Evaluating the impact of MR image harmonization on thalamus deep network segmentation.

Medical image segmentation is one of the core tasks of medical image analysis. Automatic segmentation of brain magnetic resonance images (MRIs) can be used to visualize and track changes of the brain's anatomical structures that may occur due to normal aging or disease. Machine learning techniques are widely used in automatic structure segmentation. However, the contrast variation between the training and testing data makes it difficult for segmentation algorithms to generate consistent results. To address this problem, an image-to-image translation technique called MR image harmonization can be used to match the contrast between different data sets.

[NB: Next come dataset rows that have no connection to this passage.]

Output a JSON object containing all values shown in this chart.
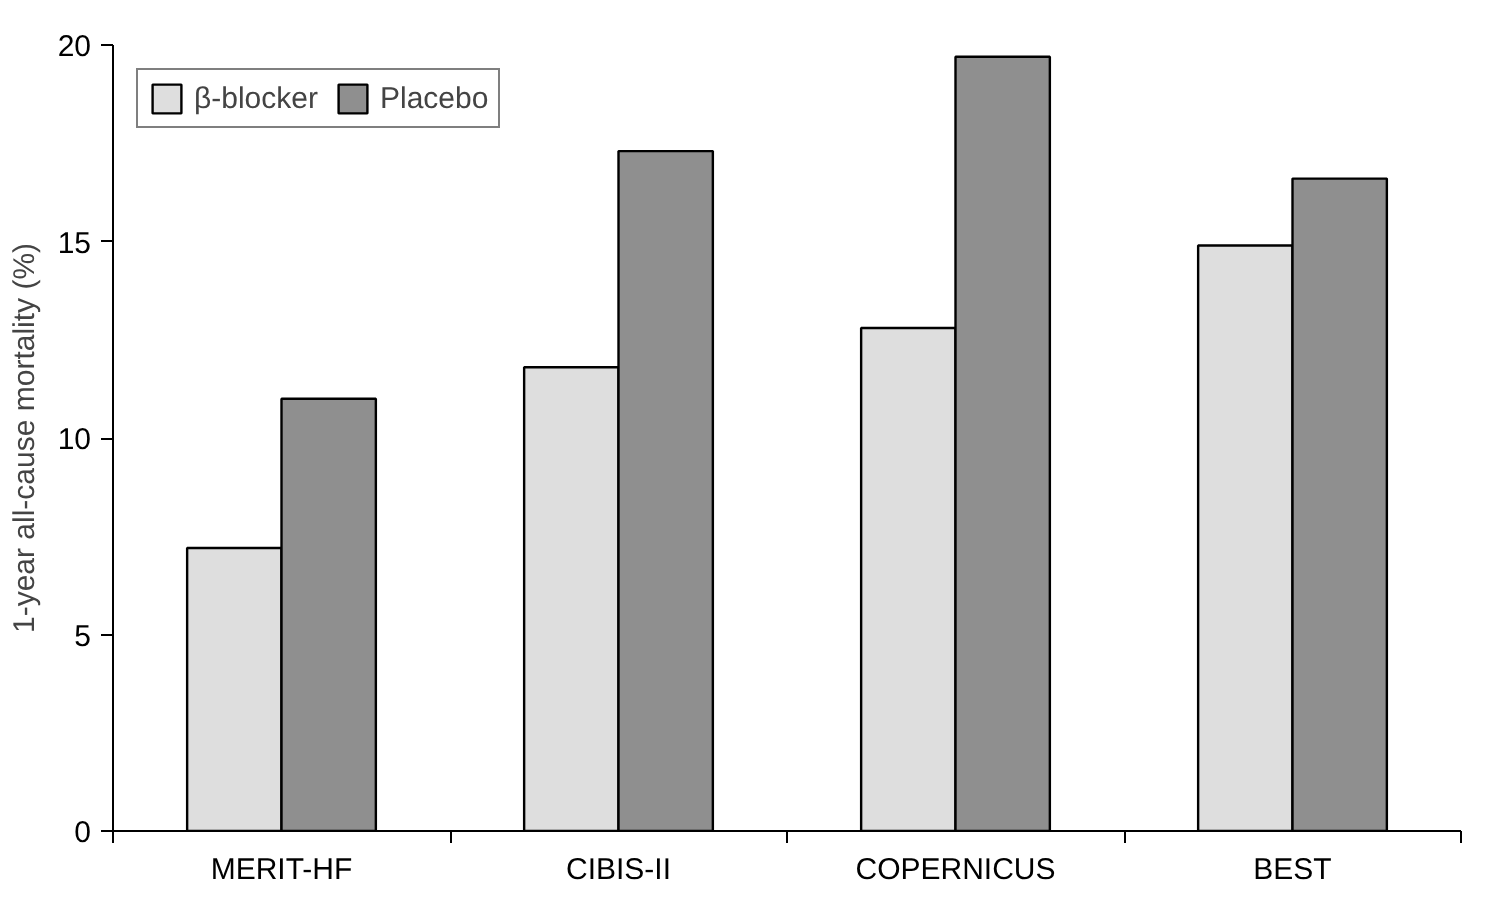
{
  "chart_data": {
    "type": "bar",
    "ylabel": "1-year all-cause mortality (%)",
    "categories": [
      "MERIT-HF",
      "CIBIS-II",
      "COPERNICUS",
      "BEST"
    ],
    "series": [
      {
        "name": "β-blocker",
        "color": "#dedede",
        "values": [
          7.2,
          11.8,
          12.8,
          14.9
        ]
      },
      {
        "name": "Placebo",
        "color": "#8f8f8f",
        "values": [
          11.0,
          17.3,
          19.7,
          16.6
        ]
      }
    ],
    "ylim": [
      0,
      20
    ],
    "yticks": [
      0,
      5,
      10,
      15,
      20
    ],
    "grid": false,
    "legend": "top left"
  }
}
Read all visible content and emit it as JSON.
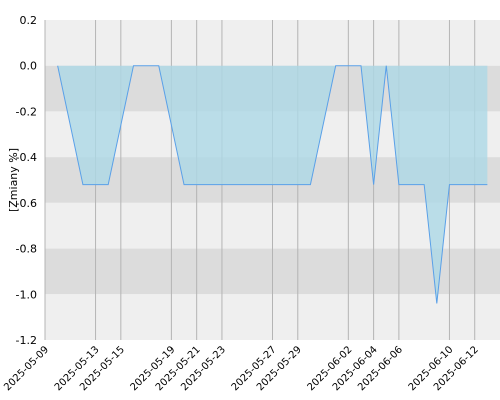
{
  "chart_data": {
    "type": "area",
    "ylabel": "[Zmiany %]",
    "xlabel": "",
    "title": "",
    "ylim": [
      -1.2,
      0.2
    ],
    "yticks": [
      0.2,
      0.0,
      -0.2,
      -0.4,
      -0.6,
      -0.8,
      -1.0,
      -1.2
    ],
    "ytick_labels": [
      "0.2",
      "0.0",
      "-0.2",
      "-0.4",
      "-0.6",
      "-0.8",
      "-1.0",
      "-1.2"
    ],
    "xlim": [
      "2025-05-09",
      "2025-06-14"
    ],
    "xticks": [
      "2025-05-09",
      "2025-05-13",
      "2025-05-15",
      "2025-05-19",
      "2025-05-21",
      "2025-05-23",
      "2025-05-27",
      "2025-05-29",
      "2025-06-02",
      "2025-06-04",
      "2025-06-06",
      "2025-06-10",
      "2025-06-12"
    ],
    "grid": true,
    "colors": {
      "fill": "#add8e6",
      "line": "#5aa0e8",
      "band_light": "#efefef",
      "band_dark": "#dcdcdc",
      "grid": "#b4b4b4"
    },
    "series": [
      {
        "x": [
          "2025-05-10",
          "2025-05-12",
          "2025-05-13",
          "2025-05-14",
          "2025-05-16",
          "2025-05-17",
          "2025-05-18",
          "2025-05-20",
          "2025-05-21",
          "2025-05-22",
          "2025-05-23",
          "2025-05-24",
          "2025-05-25",
          "2025-05-26",
          "2025-05-27",
          "2025-05-28",
          "2025-05-29",
          "2025-05-30",
          "2025-06-01",
          "2025-06-02",
          "2025-06-03",
          "2025-06-04",
          "2025-06-05",
          "2025-06-06",
          "2025-06-07",
          "2025-06-08",
          "2025-06-09",
          "2025-06-10",
          "2025-06-11",
          "2025-06-12",
          "2025-06-13"
        ],
        "values": [
          0.0,
          -0.52,
          -0.52,
          -0.52,
          0.0,
          0.0,
          0.0,
          -0.52,
          -0.52,
          -0.52,
          -0.52,
          -0.52,
          -0.52,
          -0.52,
          -0.52,
          -0.52,
          -0.52,
          -0.52,
          0.0,
          0.0,
          0.0,
          -0.52,
          0.0,
          -0.52,
          -0.52,
          -0.52,
          -1.04,
          -0.52,
          -0.52,
          -0.52,
          -0.52
        ]
      }
    ]
  }
}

It is important for the harmonization to transform image intensity while maintaining the underlying anatomy. In this paper, we present a 3D U-Net algorithm to segment the thalamus from multiple MR image modalities and investigate the impact of harmonization on the segmentation algorithm. Manual delineations of thalamic nuclei on two data sets are available. However, we aim to analyze the thalamus in another large data set where ground truth labels are lacking. We trained two segmentation networks, one with unharmonized images and the other with harmonized images, on one data set with manual labels, and compared their performances on the other data set with manual labels. These two data groups were diagnosed with two brain disorders and were acquired with similar imaging protocols. The harmonization target is the large data set without manual labels, which also has a different imaging protocol. The networks trained on unharmonized and harmonized data showed no significant difference when evaluating on the other data set; demonstrating that image harmonization can maintain the anatomy and does not affect the segmentation task. The two networks were evaluated on the harmonization target data set and the network trained on harmonized data showed significant improvement over the network trained on unharmonized data. Therefore, the network trained on harmonized data provides the potential to process large amounts of data from other sites, even in the absence of site-specific training data.